There are different opinions about if using 800grid paper should be final.. i prefer 2000grid methode (shiny)

Yea there are alot of opinions. I would recommend W1zzard's opinion:

[SUBHEADING]Do I want a mirror finish?[/SUBHEADING]
If you start lapping your surface beyond the 600 grit range your gaps in the heatsink will be very small. Thus you MUST apply a very very small amount of thermal paste for proper thermal transfer. In most cases where you have a mirror finish your final result will be like this:
lapping3.gif

There's no contact between the two metals because of excess thermal paste. The heat transfer of this is worse than with a surface that is only 600 grit because of the boundary layer of TIM between heatsink and CPU.

Either way, a 2000grit mirror finish will be better then not lapping at all :/

Here is the difference its made from lapping one of my HD4870s:

 
There are different opinions about if using 800grid paper should be final.. i prefer 2000grid methode (shiny)

Yeah, you know what they say about opinions. In reality, lapping has been around for over a century, (but obviously not applied to processors :) ). Its been a standard process for machined metal surfaces, especially when they have to be sealed.

Efficient thermal transfer can occur without perfectly flat surfaces, but its much more important that the surfaces are aligned well. I hardly believe the stories of dudes lapping all their stuff and having 10-20C temp reductions. Its just not realistic, unless there was something wrong before the surfaces were cleaned up. Some of these folks report temps so low, its got to be below room temp, which leads me to believe they live in a meat freezer.

I personally, would NEVER EVER "lap" a processor cap, unless the warranty meant nothing to me. Cleaning up the surface of a heatsink has some merit, but most are pretty good to start with (especially most of the ones most of us would buy).

As far as abrasives, if both surfaces were nearly perfectly flat and shiny (higher number grit), and they mated perfectly (nearly a seal-like joint), then thermal transfer should be optimal. You probably would not see much difference with any compound applied.
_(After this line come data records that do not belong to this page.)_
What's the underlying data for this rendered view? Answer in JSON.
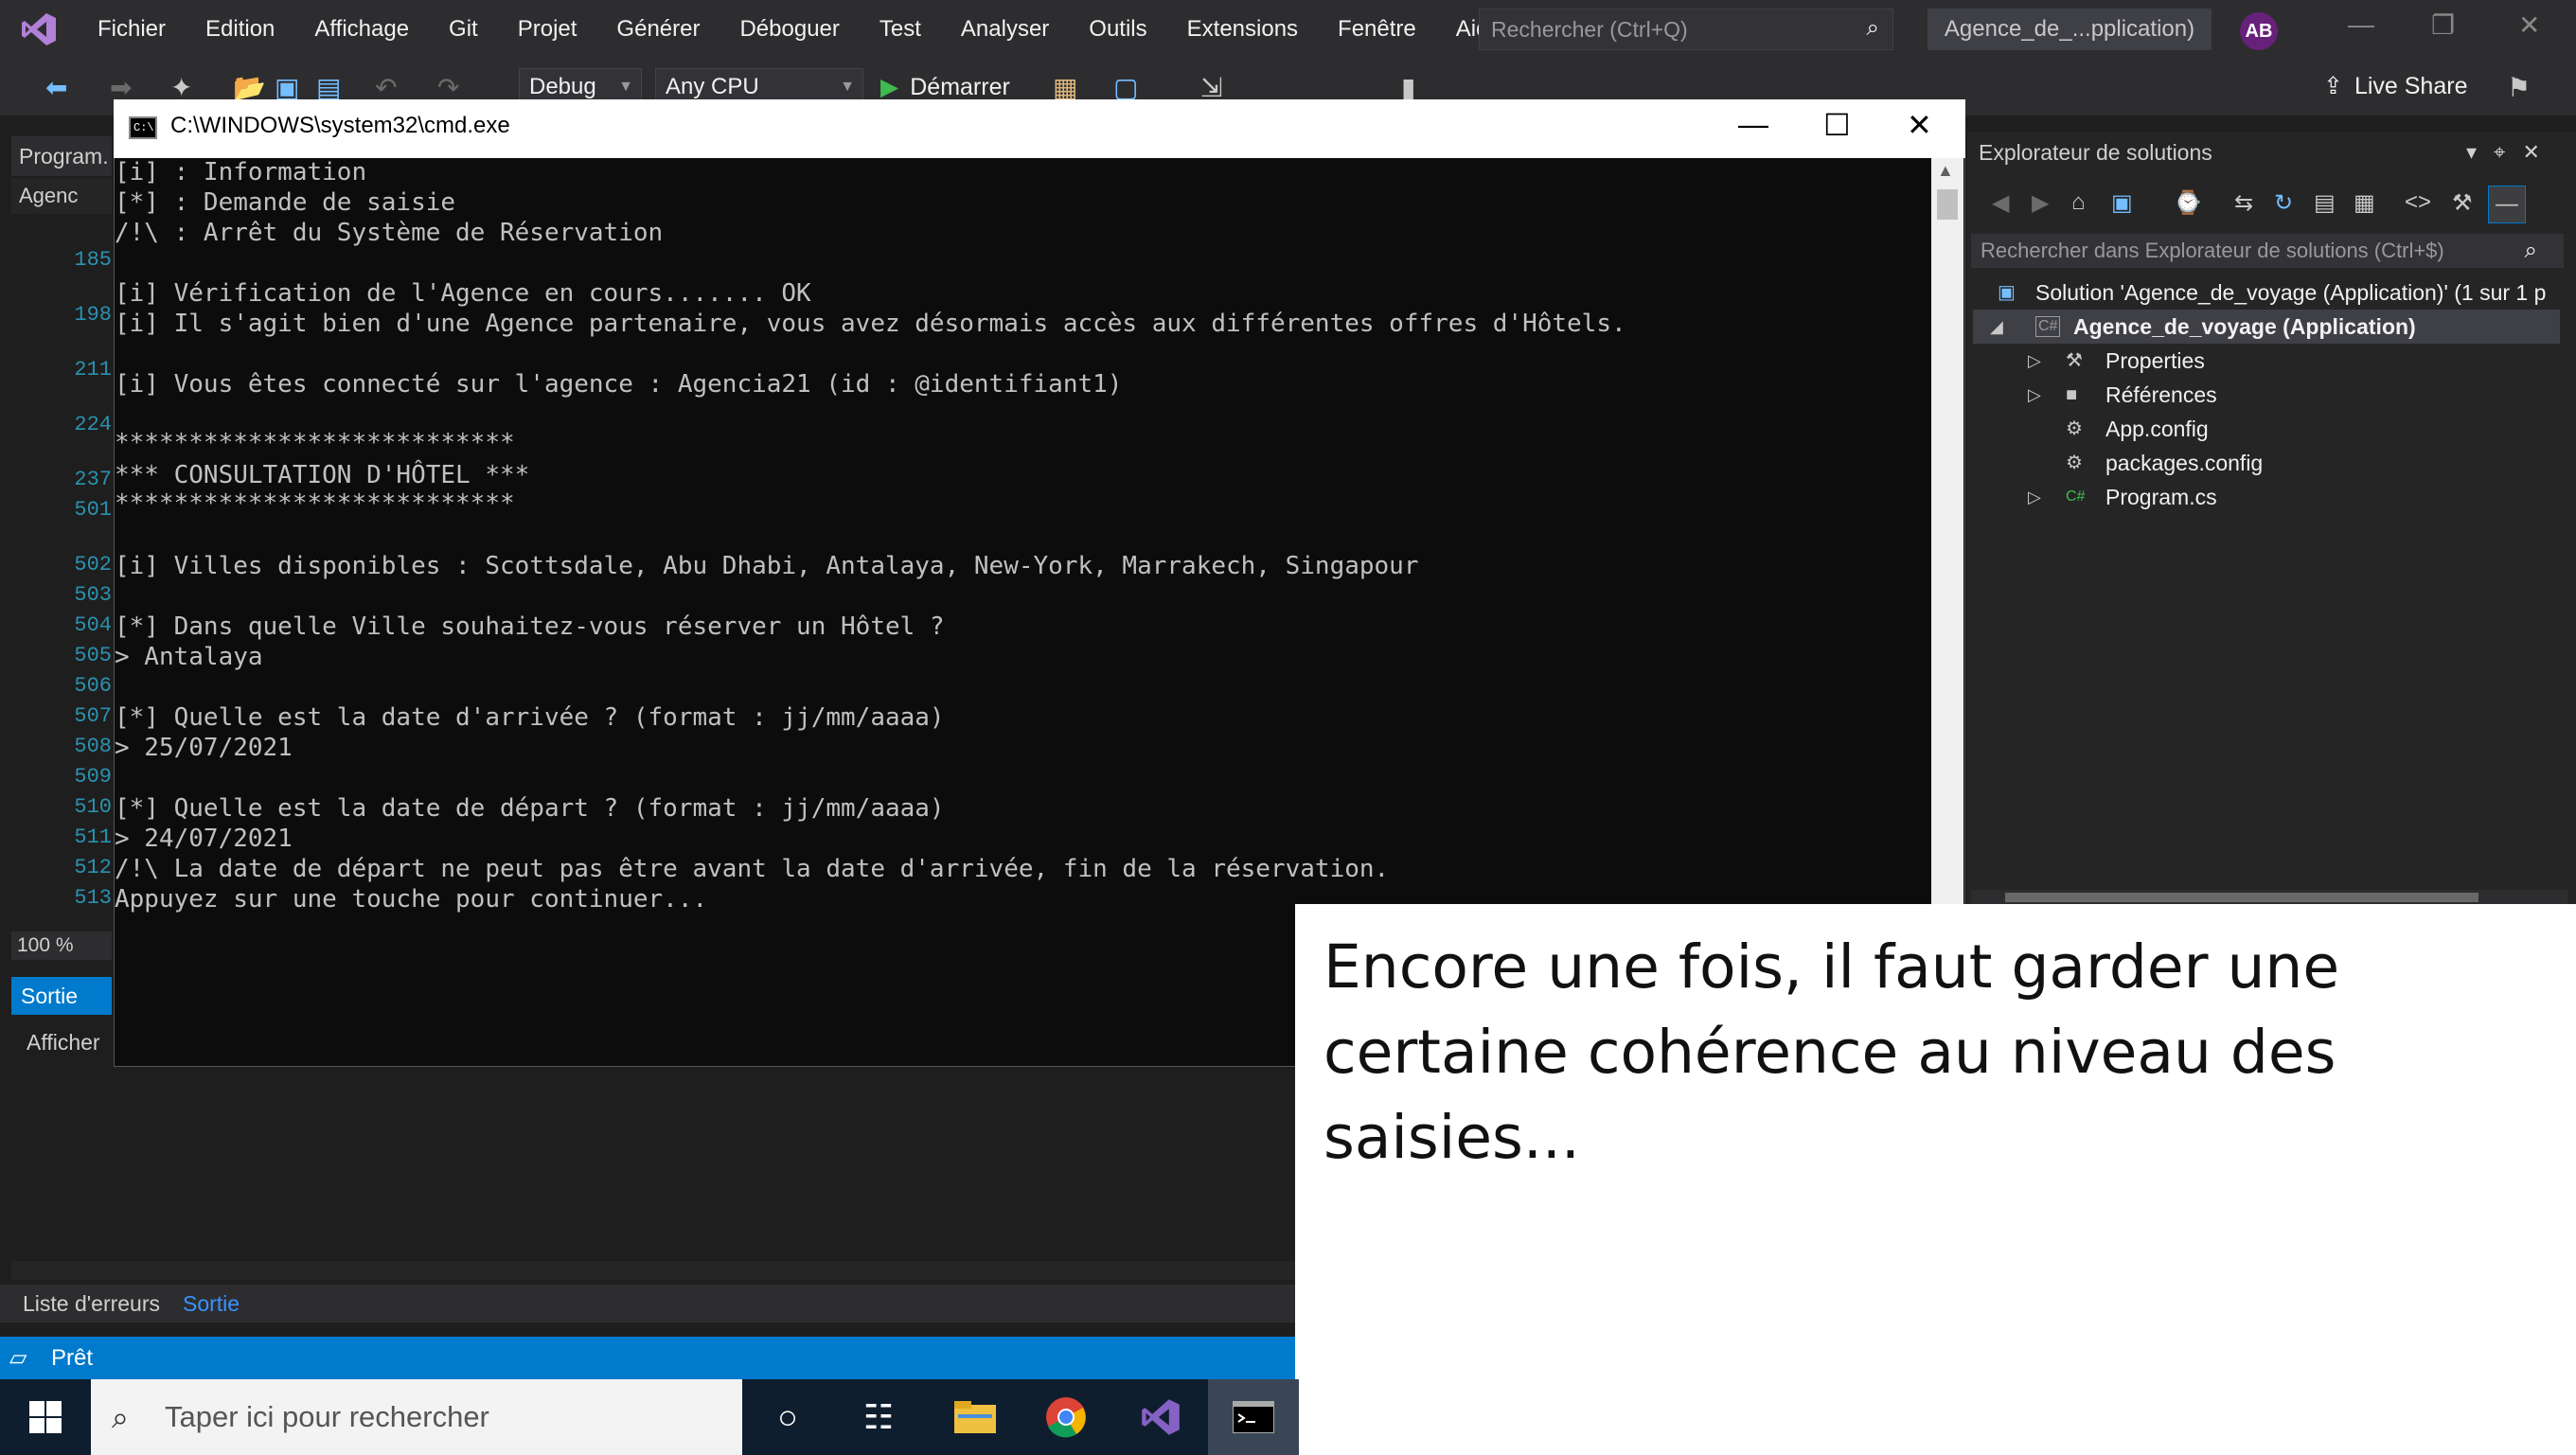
{
  "menubar": {
    "items": [
      "Fichier",
      "Edition",
      "Affichage",
      "Git",
      "Projet",
      "Générer",
      "Déboguer",
      "Test",
      "Analyser",
      "Outils",
      "Extensions",
      "Fenêtre",
      "Aide"
    ],
    "search_placeholder": "Rechercher (Ctrl+Q)",
    "project_title": "Agence_de_...pplication)",
    "avatar_initials": "AB"
  },
  "toolbar": {
    "config": "Debug",
    "platform": "Any CPU",
    "start_label": "Démarrer",
    "live_share": "Live Share"
  },
  "editor": {
    "tab_label": "Program.",
    "nav_label": "Agenc",
    "line_numbers": [
      "185",
      "198",
      "211",
      "224",
      "237",
      "501",
      "502",
      "503",
      "504",
      "505",
      "506",
      "507",
      "508",
      "509",
      "510",
      "511",
      "512",
      "513"
    ],
    "zoom": "100 %"
  },
  "output": {
    "title": "Sortie",
    "show_label": "Afficher"
  },
  "bottom_tabs": {
    "errors": "Liste d'erreurs",
    "output": "Sortie"
  },
  "status": {
    "text": "Prêt"
  },
  "solution_explorer": {
    "title": "Explorateur de solutions",
    "search_placeholder": "Rechercher dans Explorateur de solutions (Ctrl+$)",
    "solution": "Solution 'Agence_de_voyage (Application)' (1 sur 1 p",
    "project": "Agence_de_voyage (Application)",
    "items": [
      "Properties",
      "Références",
      "App.config",
      "packages.config",
      "Program.cs"
    ]
  },
  "cmd": {
    "title": "C:\\WINDOWS\\system32\\cmd.exe",
    "lines": [
      "[i] : Information",
      "[*] : Demande de saisie",
      "/!\\ : Arrêt du Système de Réservation",
      "",
      "[i] Vérification de l'Agence en cours....... OK",
      "[i] Il s'agit bien d'une Agence partenaire, vous avez désormais accès aux différentes offres d'Hôtels.",
      "",
      "[i] Vous êtes connecté sur l'agence : Agencia21 (id : @identifiant1)",
      "",
      "***************************",
      "*** CONSULTATION D'HÔTEL ***",
      "***************************",
      "",
      "[i] Villes disponibles : Scottsdale, Abu Dhabi, Antalaya, New-York, Marrakech, Singapour",
      "",
      "[*] Dans quelle Ville souhaitez-vous réserver un Hôtel ?",
      "> Antalaya",
      "",
      "[*] Quelle est la date d'arrivée ? (format : jj/mm/aaaa)",
      "> 25/07/2021",
      "",
      "[*] Quelle est la date de départ ? (format : jj/mm/aaaa)",
      "> 24/07/2021",
      "/!\\ La date de départ ne peut pas être avant la date d'arrivée, fin de la réservation.",
      "Appuyez sur une touche pour continuer..."
    ]
  },
  "caption": {
    "text": "Encore une fois, il faut garder une certaine cohérence au niveau des saisies..."
  },
  "taskbar": {
    "search_placeholder": "Taper ici pour rechercher"
  },
  "colors": {
    "accent": "#007acc",
    "vs_purple": "#68217a",
    "cmd_bg": "#0c0c0c",
    "cmd_text": "#c0c0c0"
  }
}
I think its mostly hocus pocus when people debate abrasive grit levels. The simple facts are, that it requires a certain coarseness simply to "cut" the metal at all! You can do only 2000, but it would take a week to remove the same amount of material that you could remove in minutes with 400 or 600.

People confuse the objective of this exercise, which is to flatten and align the surfaces. Flattening means removing material, not making it shiny. A shiny surface can be a warped as an orange peel, but still be shiny.